Кусочек странной, чужой жизни высветился ненадолго передо мной, и эта жизнь мне не понравилась.
Марина пошевелилась, открыла глаза. На ее бровях, ресницах, волосах лежали снежинки. Мгновение смотрела на меня, словно не понимая, кто я такой и где она находится.
— Брр, холодно. Уже утро?
— Да, надо идти.
Марина закашляла — надрывно, со всхлипами.
Я смотал и спрятал веревку.
— По пути устроим привал, нагреем кипятку…
— А куда мы идем? — спросила Марина.
Этот вопрос удивил меня.
— Не знаю, — пожал плечами, снимая с веток автоматы. — Игроки об этом не задумываются.
— Мы уже не игроки.
Марина протянула мне куртку.
— Почему не игроки?
— Потому что «мы». Разве тебе доводилось видеть в Джунглях игроков, действующих заодно?
— Как твоя мозоль?
Марина улыбнулась.
— Вроде ничего…
Она повернула ступню так, чтоб я мог увидеть мозоль.
Так: автоматы, рюкзаки, одежда, веревка… Вроде все? Почему-то всегда грустно покидать убежище, даже такое ненадежное и холодное, как это дерево. Но что поделаешь: мы в Джунглях.

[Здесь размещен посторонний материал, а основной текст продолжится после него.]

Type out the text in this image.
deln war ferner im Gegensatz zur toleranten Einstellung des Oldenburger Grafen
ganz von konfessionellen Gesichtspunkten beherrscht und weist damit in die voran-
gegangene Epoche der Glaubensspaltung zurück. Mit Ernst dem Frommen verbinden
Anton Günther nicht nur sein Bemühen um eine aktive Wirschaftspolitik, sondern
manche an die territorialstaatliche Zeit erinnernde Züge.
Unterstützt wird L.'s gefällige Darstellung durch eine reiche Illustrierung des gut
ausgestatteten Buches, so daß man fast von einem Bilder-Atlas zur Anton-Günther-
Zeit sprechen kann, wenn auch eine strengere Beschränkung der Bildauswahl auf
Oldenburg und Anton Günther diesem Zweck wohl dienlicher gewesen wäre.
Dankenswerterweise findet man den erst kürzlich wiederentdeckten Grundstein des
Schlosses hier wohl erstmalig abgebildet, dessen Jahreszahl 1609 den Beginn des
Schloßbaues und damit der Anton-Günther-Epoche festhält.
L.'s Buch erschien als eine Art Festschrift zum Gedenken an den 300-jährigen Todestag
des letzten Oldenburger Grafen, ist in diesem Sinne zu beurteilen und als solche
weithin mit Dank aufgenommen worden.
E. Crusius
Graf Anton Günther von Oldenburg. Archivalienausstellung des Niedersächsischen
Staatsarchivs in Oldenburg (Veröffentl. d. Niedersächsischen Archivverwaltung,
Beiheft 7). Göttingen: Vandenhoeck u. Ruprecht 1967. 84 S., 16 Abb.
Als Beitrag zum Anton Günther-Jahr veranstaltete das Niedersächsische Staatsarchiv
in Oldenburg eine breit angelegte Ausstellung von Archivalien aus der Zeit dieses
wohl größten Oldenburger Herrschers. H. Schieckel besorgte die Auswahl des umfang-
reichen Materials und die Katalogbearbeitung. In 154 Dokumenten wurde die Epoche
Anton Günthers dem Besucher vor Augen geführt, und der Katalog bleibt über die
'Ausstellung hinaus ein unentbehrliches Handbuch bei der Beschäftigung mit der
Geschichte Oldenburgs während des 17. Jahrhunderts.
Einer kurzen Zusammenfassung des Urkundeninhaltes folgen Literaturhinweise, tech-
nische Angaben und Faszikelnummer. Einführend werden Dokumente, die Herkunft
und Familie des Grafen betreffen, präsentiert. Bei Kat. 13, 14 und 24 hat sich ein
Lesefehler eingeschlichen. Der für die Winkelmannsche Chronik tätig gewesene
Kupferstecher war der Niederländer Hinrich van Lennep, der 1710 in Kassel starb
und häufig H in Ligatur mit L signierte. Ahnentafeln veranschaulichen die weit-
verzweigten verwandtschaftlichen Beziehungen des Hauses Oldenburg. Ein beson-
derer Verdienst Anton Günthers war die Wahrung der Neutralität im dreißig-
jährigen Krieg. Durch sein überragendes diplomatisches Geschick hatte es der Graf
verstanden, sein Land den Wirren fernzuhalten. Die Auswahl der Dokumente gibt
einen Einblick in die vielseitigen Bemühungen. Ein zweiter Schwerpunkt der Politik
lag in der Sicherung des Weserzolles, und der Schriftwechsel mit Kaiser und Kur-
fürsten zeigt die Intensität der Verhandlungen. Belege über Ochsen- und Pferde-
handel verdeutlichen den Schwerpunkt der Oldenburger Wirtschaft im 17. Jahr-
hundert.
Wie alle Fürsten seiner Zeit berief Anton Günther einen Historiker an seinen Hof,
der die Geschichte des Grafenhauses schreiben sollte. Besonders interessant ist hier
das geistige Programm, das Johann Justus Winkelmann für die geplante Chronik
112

Я спустился на землю, помог Марине.
Белизна резала глаза. За ночь выросли сугробы. Ветви деревьев, еще не успевшие сбросить листья, стонали под навалившейся на них тяжестью.
На поляне лежало несколько трупов тварей. Это большая удача, новый козырь.
Я вытащил заточку и опустился на колени у ближайшего трупа.
— Что ты делаешь? — удивилась Марина. — Прекрати.
Я вспомнил, с каким отвращением она глядела, как я ел крысу на крыше Поезда.
— Без мяса нам не выжить.
— Прекрати.
— Не будешь ты — я буду, — отрезав перламутровый кусок, положил в рюкзак; по зеленой ткани расплылось багровое пятно. — Ведь я же не заставляю тебя…
Марина повела плечом, подкинув лямку автомата, и пошла вперед, проваливаясь в снег на каждом шагу. Я последовал за ней.
Железнодорожная насыпь за ночь превратилась в белый курган, но по шпалам идти гораздо легче, чем по лесу.
— Почему ты не ешь мяса?
Марина обернулась, поджидая, пока я догоню ее.
— Я не ем крыс и тварей, а мясо ем.
Я засмеялся.
— Что смешного?
— В Джунглях нет другого мяса.
— Ты плохо знаешь Джунгли.
Я умолк. Марина задумчиво смотрела на теряющуюся вдали дорогу.
— Еще километр — и устроим привал, — сказал я, увидев, что Марина опять захромала.
Снежинки кружились перед глазами, норовя проникнуть в нос, рот. Слева с треском сломалось и рухнуло дерево.